UN envoy Gillerman: Qatar has shown a mixture of weakness and submission.

May 23, 2006 10:35
1 minute read.
UN building 88

UN building 88. (photo credit: )

Israel's UN ambassador said he was greatly disappointed in the positions taken by Qatar, Russia and China on key Mideast issues in the Security Council and outlined a new campaign to try to curb "Israel-bashing" at the United Nations. Speaking with rare candor, Ambassador Dan Gillerman said Monday that Israel had hoped that Qatar would not be "another automatic whip for the Palestinians or the Arab group" when it joined the council in January - and it had hoped that Russia and China would take a tough stand against the nuclear ambitions of Iran, which has called for Israel's destruction. But he told leaders of B'nai Brith International that "Qatar has played a very counterproductive role so far as a member of the Security Council." "It has shown a mixture of weakness and submission which most people did not expect" given its friendship with the United States and wish to become closer to the West, Gillerman said. He accused Qatar of blocking council condemnation of the April 17 suicide bombing at a Tel Aviv restaurant that killed 11 people and several other initiatives, which he didn't disclose. "We hope there will be a change in the behavior and in the attitude which Qatar is showing," he said.
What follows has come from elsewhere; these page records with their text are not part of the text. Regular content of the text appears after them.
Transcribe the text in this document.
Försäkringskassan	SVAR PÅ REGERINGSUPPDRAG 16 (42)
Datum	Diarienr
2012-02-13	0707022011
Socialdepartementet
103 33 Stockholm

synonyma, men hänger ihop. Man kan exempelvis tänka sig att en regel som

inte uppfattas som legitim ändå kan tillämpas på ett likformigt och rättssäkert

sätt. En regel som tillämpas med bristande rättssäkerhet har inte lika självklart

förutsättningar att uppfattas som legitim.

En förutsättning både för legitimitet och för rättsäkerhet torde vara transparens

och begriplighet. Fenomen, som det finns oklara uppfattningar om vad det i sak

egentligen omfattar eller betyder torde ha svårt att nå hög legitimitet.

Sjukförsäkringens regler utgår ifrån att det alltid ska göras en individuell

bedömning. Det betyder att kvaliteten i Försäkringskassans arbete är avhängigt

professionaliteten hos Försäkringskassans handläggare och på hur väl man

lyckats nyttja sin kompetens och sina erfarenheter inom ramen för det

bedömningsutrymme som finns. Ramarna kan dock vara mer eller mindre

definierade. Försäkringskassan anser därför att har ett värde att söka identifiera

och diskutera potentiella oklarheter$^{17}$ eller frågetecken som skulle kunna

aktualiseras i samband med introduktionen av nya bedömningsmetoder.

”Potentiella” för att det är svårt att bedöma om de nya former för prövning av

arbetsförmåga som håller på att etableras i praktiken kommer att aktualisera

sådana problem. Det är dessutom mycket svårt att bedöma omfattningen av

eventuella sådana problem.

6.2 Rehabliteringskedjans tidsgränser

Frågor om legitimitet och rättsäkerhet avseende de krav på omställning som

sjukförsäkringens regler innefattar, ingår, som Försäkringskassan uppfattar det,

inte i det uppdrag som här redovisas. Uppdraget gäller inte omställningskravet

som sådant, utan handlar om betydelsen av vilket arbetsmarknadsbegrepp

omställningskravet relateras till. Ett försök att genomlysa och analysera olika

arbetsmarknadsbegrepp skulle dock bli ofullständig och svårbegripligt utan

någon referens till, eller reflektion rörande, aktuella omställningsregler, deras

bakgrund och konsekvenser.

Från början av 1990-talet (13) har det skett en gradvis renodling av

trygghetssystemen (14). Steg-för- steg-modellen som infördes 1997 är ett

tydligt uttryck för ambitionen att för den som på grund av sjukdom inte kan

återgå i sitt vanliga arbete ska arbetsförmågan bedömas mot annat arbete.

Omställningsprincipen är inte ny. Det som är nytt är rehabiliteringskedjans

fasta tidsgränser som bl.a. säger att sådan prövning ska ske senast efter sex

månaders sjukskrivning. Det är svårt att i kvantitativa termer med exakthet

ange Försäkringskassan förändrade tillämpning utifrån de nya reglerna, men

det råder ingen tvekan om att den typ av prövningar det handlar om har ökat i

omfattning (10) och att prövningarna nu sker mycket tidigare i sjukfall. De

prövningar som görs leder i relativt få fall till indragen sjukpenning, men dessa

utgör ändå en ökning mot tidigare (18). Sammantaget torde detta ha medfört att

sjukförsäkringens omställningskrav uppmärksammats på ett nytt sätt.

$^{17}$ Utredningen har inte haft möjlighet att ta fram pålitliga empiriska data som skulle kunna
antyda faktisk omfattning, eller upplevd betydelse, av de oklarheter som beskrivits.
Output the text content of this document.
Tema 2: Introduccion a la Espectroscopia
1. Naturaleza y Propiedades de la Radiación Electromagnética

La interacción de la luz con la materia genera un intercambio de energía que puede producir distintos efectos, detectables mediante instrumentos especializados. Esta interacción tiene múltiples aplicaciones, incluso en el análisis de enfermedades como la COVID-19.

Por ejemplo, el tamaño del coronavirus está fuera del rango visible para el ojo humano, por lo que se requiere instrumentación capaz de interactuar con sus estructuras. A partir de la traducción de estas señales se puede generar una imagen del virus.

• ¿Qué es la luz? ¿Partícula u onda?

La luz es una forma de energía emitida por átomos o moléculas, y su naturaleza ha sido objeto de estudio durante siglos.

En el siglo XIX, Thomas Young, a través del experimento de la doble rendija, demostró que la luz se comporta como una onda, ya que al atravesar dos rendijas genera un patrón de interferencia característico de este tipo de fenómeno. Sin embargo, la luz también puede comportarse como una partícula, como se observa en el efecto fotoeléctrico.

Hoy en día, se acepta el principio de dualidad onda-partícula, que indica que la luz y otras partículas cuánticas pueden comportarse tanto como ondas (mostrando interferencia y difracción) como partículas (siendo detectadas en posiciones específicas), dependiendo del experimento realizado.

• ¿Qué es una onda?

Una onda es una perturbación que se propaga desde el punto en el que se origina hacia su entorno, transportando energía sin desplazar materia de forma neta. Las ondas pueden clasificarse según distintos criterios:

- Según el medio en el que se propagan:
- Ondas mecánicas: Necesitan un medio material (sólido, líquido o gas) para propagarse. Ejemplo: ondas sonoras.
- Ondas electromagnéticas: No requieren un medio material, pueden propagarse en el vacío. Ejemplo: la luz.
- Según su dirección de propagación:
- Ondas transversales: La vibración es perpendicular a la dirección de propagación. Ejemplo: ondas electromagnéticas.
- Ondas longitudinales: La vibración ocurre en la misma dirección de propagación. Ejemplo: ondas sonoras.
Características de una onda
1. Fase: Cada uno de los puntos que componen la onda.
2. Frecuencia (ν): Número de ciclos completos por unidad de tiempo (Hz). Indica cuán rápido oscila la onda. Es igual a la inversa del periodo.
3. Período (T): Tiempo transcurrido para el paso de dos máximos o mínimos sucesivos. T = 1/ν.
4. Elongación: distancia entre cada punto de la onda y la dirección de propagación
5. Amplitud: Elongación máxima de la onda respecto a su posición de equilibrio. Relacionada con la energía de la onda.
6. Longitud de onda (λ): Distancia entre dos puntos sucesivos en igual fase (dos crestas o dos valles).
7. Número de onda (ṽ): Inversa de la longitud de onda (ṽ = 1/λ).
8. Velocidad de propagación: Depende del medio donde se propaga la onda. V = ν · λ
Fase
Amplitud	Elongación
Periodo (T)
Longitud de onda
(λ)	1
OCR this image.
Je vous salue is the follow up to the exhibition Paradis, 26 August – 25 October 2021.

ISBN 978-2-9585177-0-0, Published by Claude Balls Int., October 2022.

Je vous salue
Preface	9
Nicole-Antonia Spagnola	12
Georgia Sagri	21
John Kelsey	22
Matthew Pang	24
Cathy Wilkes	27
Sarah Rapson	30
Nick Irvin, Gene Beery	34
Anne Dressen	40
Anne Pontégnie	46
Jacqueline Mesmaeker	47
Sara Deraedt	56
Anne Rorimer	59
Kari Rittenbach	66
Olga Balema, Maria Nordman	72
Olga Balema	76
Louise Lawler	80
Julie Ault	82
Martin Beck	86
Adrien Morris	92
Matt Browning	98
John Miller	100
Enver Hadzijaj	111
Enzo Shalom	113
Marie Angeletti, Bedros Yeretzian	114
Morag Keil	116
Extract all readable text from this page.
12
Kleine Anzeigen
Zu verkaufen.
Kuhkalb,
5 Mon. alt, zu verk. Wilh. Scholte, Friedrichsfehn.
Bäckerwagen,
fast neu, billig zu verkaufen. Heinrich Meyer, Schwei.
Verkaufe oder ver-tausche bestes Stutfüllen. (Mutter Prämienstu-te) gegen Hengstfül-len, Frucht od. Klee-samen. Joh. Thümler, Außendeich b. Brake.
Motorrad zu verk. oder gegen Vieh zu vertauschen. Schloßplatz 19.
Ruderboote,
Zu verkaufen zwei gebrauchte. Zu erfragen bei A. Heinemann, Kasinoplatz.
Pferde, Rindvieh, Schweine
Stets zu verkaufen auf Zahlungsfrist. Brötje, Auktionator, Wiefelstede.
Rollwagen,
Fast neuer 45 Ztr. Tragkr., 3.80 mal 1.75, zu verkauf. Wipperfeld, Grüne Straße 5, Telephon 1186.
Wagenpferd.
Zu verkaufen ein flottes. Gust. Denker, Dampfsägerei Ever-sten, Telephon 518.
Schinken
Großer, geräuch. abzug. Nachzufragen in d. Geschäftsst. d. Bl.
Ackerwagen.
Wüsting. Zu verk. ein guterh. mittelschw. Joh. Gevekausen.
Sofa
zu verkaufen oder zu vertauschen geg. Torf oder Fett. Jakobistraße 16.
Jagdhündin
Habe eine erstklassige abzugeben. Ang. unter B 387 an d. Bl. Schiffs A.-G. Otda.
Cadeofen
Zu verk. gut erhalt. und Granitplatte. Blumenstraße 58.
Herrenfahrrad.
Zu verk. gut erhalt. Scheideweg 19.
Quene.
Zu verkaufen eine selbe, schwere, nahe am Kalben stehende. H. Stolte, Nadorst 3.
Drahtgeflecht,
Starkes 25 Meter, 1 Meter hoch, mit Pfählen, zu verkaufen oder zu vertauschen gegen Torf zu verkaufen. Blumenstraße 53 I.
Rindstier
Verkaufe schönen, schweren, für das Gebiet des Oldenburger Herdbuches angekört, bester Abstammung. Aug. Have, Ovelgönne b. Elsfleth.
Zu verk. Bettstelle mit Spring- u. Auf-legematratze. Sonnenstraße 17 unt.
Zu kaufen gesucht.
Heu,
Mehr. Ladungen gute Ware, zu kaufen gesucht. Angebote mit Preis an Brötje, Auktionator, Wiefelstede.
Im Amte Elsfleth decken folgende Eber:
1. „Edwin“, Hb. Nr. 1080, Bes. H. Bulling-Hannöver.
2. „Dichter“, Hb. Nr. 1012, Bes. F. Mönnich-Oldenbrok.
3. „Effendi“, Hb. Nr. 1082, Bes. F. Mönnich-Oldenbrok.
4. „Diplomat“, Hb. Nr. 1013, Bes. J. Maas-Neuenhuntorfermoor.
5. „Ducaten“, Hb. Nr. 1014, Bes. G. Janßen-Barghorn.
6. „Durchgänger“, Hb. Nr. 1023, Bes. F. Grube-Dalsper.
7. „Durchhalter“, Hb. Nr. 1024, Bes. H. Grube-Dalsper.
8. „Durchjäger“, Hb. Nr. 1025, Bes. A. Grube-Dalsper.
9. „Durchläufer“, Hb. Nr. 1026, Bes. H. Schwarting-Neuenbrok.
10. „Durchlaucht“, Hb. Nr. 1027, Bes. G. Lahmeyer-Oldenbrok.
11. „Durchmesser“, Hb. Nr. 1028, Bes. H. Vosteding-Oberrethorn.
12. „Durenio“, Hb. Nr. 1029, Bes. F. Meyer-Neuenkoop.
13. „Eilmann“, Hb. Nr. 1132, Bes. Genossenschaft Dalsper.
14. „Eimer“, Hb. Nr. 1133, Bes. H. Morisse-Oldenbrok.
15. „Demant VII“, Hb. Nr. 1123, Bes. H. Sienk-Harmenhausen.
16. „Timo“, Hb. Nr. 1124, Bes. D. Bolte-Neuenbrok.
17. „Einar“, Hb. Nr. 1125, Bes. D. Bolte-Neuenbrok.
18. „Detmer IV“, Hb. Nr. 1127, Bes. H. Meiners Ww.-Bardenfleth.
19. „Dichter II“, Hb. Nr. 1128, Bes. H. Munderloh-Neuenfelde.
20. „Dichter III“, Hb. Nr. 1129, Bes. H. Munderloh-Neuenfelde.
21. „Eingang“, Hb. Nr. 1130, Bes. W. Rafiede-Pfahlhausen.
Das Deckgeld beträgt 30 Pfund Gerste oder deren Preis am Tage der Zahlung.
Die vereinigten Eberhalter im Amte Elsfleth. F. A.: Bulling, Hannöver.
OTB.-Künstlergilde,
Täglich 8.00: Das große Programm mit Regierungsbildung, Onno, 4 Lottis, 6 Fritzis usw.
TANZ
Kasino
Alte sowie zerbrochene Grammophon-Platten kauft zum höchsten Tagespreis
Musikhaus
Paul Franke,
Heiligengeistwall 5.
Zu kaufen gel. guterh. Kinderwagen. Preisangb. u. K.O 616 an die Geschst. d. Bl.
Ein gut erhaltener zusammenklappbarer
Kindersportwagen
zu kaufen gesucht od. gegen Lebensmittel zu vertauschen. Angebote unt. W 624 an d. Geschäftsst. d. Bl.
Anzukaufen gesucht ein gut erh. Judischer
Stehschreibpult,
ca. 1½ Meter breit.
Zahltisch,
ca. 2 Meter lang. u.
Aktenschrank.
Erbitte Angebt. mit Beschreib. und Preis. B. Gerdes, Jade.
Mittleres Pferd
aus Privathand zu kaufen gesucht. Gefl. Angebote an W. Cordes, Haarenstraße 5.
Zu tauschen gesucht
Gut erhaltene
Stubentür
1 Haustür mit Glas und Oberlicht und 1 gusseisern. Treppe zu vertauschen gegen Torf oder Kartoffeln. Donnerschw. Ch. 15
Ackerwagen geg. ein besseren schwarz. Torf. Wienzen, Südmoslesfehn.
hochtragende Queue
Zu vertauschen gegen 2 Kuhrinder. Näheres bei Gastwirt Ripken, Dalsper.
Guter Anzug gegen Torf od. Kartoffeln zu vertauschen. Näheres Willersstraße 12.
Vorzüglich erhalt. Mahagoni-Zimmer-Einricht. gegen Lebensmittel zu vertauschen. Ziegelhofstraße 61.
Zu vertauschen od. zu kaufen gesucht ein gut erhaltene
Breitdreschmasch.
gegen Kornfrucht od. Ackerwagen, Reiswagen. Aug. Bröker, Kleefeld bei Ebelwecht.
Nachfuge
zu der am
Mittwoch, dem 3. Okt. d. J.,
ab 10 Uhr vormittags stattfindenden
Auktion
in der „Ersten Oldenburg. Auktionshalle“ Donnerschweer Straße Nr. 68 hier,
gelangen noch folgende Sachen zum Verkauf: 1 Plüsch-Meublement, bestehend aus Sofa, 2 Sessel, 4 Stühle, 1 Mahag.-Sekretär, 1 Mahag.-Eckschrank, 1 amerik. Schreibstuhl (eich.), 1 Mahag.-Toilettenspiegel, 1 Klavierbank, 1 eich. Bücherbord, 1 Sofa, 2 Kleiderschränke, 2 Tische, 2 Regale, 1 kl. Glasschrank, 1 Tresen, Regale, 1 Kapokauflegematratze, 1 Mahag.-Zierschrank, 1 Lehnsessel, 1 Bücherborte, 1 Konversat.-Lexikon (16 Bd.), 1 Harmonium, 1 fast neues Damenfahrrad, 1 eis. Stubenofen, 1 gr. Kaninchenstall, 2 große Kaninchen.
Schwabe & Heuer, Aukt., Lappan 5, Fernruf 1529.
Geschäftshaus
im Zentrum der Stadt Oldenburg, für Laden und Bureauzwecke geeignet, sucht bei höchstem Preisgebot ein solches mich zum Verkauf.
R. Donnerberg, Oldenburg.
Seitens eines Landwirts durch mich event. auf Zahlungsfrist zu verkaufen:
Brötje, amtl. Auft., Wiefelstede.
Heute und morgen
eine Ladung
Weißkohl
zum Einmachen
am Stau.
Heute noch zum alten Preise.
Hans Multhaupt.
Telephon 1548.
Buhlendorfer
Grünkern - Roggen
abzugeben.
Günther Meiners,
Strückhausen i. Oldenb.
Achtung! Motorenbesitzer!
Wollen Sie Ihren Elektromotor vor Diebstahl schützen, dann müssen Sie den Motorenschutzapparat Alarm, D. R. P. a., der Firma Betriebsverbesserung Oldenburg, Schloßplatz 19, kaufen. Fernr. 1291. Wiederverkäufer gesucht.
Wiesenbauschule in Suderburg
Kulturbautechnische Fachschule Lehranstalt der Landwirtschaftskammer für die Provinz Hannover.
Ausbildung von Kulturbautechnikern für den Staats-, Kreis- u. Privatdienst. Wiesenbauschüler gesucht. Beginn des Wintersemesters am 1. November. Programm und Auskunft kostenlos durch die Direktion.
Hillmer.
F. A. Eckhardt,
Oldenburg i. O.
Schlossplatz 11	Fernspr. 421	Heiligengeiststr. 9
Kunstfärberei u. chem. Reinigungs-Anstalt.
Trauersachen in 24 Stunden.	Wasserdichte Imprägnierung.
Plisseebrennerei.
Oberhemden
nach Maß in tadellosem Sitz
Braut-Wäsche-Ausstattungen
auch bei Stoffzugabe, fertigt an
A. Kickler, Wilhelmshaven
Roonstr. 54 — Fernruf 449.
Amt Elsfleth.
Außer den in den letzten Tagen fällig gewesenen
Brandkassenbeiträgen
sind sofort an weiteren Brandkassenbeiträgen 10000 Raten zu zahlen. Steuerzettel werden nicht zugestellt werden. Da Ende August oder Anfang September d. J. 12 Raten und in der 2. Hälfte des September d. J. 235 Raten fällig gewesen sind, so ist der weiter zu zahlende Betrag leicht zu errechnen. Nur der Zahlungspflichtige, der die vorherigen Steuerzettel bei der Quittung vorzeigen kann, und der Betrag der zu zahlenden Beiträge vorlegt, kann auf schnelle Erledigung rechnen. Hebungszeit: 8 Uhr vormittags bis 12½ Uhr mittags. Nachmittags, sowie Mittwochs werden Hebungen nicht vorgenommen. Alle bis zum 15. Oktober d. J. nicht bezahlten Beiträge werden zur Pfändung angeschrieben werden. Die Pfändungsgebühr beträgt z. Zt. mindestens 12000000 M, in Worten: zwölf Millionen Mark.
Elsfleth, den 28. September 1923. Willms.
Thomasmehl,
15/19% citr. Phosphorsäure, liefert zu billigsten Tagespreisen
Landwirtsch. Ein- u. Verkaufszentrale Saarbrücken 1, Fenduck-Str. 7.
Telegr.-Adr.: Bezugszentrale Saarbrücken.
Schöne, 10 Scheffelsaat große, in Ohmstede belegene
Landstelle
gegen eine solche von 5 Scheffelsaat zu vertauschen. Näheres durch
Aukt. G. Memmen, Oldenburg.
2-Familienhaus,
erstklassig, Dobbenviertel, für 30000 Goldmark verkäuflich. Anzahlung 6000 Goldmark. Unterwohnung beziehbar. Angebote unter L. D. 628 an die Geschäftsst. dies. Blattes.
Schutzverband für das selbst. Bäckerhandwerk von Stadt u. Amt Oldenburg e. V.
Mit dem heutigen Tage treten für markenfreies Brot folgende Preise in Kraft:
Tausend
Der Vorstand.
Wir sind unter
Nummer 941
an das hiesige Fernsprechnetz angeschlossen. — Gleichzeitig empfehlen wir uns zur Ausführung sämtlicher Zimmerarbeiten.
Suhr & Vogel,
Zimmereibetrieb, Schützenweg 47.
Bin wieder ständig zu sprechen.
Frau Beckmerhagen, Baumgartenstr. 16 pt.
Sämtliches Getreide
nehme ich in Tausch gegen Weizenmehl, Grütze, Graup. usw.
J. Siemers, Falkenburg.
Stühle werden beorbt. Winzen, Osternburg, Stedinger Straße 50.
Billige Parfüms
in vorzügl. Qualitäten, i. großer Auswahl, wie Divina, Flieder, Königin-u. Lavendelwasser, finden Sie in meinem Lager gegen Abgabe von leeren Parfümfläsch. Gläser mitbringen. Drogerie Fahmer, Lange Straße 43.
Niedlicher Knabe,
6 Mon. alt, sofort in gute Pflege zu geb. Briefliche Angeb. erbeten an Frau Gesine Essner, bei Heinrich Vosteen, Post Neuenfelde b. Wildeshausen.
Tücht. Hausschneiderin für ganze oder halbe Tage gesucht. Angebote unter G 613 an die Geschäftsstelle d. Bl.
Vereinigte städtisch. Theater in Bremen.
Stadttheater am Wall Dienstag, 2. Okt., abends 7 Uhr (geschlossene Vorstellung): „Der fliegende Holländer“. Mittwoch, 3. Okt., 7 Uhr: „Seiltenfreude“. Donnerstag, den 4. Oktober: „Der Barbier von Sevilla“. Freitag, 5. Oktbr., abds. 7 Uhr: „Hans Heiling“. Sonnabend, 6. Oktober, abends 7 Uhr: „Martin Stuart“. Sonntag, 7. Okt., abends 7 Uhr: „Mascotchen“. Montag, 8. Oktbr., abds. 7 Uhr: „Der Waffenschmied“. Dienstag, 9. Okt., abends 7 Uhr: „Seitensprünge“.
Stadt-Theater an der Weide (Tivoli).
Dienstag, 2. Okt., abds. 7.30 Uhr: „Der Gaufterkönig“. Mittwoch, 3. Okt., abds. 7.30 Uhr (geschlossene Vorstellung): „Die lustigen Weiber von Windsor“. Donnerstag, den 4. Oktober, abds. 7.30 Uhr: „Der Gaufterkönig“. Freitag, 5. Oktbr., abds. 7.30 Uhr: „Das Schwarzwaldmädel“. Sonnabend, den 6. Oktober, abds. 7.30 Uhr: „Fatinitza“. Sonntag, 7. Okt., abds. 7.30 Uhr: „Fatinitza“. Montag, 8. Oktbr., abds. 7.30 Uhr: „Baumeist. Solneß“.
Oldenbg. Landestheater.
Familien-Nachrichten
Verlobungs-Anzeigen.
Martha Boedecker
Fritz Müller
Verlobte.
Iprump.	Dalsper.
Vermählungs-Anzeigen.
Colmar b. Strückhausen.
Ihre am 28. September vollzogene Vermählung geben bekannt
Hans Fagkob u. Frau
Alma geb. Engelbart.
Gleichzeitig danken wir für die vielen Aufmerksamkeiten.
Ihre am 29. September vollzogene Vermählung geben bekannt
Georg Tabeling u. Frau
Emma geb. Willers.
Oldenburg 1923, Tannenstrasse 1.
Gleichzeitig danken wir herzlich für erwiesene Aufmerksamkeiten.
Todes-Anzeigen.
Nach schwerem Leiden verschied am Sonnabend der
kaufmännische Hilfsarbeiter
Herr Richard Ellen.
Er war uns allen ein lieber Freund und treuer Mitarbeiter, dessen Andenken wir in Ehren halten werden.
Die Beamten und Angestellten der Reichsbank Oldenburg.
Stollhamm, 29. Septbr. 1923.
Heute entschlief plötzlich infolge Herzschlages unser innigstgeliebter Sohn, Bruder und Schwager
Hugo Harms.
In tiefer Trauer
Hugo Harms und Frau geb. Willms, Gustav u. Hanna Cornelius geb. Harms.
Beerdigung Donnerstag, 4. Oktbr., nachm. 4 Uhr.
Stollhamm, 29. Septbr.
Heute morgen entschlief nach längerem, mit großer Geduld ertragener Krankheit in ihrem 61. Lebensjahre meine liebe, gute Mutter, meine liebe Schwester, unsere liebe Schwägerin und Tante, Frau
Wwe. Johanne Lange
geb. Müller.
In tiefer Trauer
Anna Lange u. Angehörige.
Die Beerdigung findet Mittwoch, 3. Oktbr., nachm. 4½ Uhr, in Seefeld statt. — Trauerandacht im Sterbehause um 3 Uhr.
Gillerman also accused Russia, China "and Qatar to a certain extent" of holding up a council resolution backed by the United States, Britain and France to pressure Iran to demonstrate its peaceful nuclear intentions by suspending uranium enrichment, which can be used in nuclear weapons. "We are ... dismayed and disappointed by the role which is being played by Russia and China which is actually stalling and delaying a resolution on Iran," he said. "We believe that as far as Iran's nuclear capability is concerned, time is of the essence and time indeed is running out." The question is not whether Iran will have a nuclear bomb in five or 10 years, Gillerman said, it is when Teheran will have the capability to have nuclear weapons and "that moment is months rather than years away."